Recent academic research suggests that in the next 20 years, the number of people aged 85 and over who need round-the-clock help with basic daily needs will nearly double. Given that care like this doesn’t come cheap, how should we (as individuals and as a society) pay for it?

What are the options?

One of the big challenges in thinking about paying for our own care is that we have no idea how much we might need. Many of us will face relatively modest costs, but some, especially those who spend years of their later life in residential care, could incur costs running into six figures.

For those who have very limited wealth, there will always be a state safety net, although this varies in different parts of the UK. Outside Scotland, help with social care is only available on a means-tested basis (where the amount of income and savings you have can affect your eligibility), and only to those with very limited assets and a high level of assessed needs.

If you live alone and then go into residential care, your local authority will take account of the value of your home when assessing how much you can afford to pay towards your care costs. For many people this will mean selling their home to pay for care. But it’s worth exploring the option of ‘deferred payments’ with your local authority, where the council initially pays your care costs and they’re eventually repaid (with interest) at the end of your period in care, when your home is finally sold.

In the past it was possible to buy an insurance product to cover yourself against the potential future costs of care, but the market for these products has almost disappeared.
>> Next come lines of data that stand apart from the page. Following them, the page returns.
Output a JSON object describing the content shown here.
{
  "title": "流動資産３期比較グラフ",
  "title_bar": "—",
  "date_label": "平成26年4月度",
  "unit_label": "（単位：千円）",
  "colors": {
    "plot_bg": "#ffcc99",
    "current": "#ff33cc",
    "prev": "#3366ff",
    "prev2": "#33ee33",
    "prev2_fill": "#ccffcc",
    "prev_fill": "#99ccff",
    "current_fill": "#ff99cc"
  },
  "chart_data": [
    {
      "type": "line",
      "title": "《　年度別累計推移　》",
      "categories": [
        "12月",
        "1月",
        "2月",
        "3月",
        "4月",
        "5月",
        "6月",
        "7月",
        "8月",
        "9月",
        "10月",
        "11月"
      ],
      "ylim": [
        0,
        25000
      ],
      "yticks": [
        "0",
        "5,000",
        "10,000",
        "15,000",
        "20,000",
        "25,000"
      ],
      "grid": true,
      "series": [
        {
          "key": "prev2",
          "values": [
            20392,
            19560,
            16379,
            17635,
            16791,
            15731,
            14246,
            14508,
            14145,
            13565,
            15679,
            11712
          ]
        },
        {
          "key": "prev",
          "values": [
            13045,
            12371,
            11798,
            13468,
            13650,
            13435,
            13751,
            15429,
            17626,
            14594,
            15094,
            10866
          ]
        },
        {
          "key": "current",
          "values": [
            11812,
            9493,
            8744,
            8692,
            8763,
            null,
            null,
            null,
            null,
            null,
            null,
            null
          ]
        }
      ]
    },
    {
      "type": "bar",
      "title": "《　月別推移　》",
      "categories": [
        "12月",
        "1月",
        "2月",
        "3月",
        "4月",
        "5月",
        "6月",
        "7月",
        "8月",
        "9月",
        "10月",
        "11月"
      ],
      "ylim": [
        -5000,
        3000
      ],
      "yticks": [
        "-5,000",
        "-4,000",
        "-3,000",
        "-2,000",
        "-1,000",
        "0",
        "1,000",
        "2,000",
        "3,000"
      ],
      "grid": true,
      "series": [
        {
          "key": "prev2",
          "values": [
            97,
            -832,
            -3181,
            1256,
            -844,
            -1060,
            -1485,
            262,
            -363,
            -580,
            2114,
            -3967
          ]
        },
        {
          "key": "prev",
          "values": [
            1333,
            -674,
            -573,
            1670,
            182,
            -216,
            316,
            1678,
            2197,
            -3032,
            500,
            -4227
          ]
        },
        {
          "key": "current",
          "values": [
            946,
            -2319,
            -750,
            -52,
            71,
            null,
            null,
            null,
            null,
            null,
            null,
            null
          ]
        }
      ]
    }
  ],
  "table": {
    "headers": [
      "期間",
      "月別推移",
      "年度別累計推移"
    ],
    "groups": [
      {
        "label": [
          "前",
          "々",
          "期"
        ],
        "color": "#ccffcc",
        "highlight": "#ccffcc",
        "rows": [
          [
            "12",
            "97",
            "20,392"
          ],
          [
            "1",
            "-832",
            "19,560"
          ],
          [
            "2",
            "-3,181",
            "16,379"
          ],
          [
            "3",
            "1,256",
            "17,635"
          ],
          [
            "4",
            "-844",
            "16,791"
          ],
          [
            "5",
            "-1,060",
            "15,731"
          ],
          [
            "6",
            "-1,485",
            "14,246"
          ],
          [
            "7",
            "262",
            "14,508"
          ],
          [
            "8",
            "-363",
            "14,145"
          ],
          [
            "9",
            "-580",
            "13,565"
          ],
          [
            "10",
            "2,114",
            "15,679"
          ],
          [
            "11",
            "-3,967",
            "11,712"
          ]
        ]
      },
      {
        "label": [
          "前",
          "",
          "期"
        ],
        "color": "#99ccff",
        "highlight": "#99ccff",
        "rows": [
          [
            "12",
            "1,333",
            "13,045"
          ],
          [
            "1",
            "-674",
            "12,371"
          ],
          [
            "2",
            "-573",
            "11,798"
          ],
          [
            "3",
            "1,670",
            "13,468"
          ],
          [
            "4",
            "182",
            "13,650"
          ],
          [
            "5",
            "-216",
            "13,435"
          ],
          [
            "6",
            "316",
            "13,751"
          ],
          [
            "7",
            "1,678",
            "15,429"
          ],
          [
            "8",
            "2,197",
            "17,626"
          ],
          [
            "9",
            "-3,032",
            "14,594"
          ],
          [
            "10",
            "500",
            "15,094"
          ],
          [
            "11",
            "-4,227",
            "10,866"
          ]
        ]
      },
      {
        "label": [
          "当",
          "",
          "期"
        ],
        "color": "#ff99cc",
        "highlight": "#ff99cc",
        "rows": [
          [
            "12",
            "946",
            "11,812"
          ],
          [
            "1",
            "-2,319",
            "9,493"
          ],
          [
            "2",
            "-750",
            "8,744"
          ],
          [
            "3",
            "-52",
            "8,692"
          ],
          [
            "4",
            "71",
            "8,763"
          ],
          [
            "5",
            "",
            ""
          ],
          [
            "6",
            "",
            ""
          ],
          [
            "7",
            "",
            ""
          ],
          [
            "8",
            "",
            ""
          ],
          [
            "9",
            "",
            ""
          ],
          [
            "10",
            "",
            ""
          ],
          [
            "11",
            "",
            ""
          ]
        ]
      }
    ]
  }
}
The one exception to this is a product that you can buy as you enter residential care, known as an ‘immediate needs annuity’.

The way these products work is that you hand over a relatively large lump sum (which can run into tens of thousands of pounds) and then the insurance company will pay your care costs for as long as you live. Although these products aren’t cheap, they do offer peace of mind that, if you do require a long stay in care, whatever costs you incur will be covered.

Changing the system

The government is currently tackling the care funding system and, as of October 2018, is planning to present a Green Paper with some new ideas, but it’s a difficult topic for politicians. During the 2017 General Election campaign, the manifesto put forward by the Conservative party included a proposal that more people should be expected to use part of the value of their family home to pay for care. But this was seen as controversial, and the policy was changed within days.

Royal London has contributed to this debate by suggesting that the government should encourage the creation of a ‘care pension’. This would be a new financial product that combined existing income drawdown in retirement with the ability to buy care insurance from the same fund. The premiums would be tax-free and people with these policies would then be confident that they could pass on the value of their family home to their children, without it being wiped out by care costs.

As life expectancy in the UK continues to rise, it’s important that public policy catches up so that we have a sustainable and fair care-funding system in the future.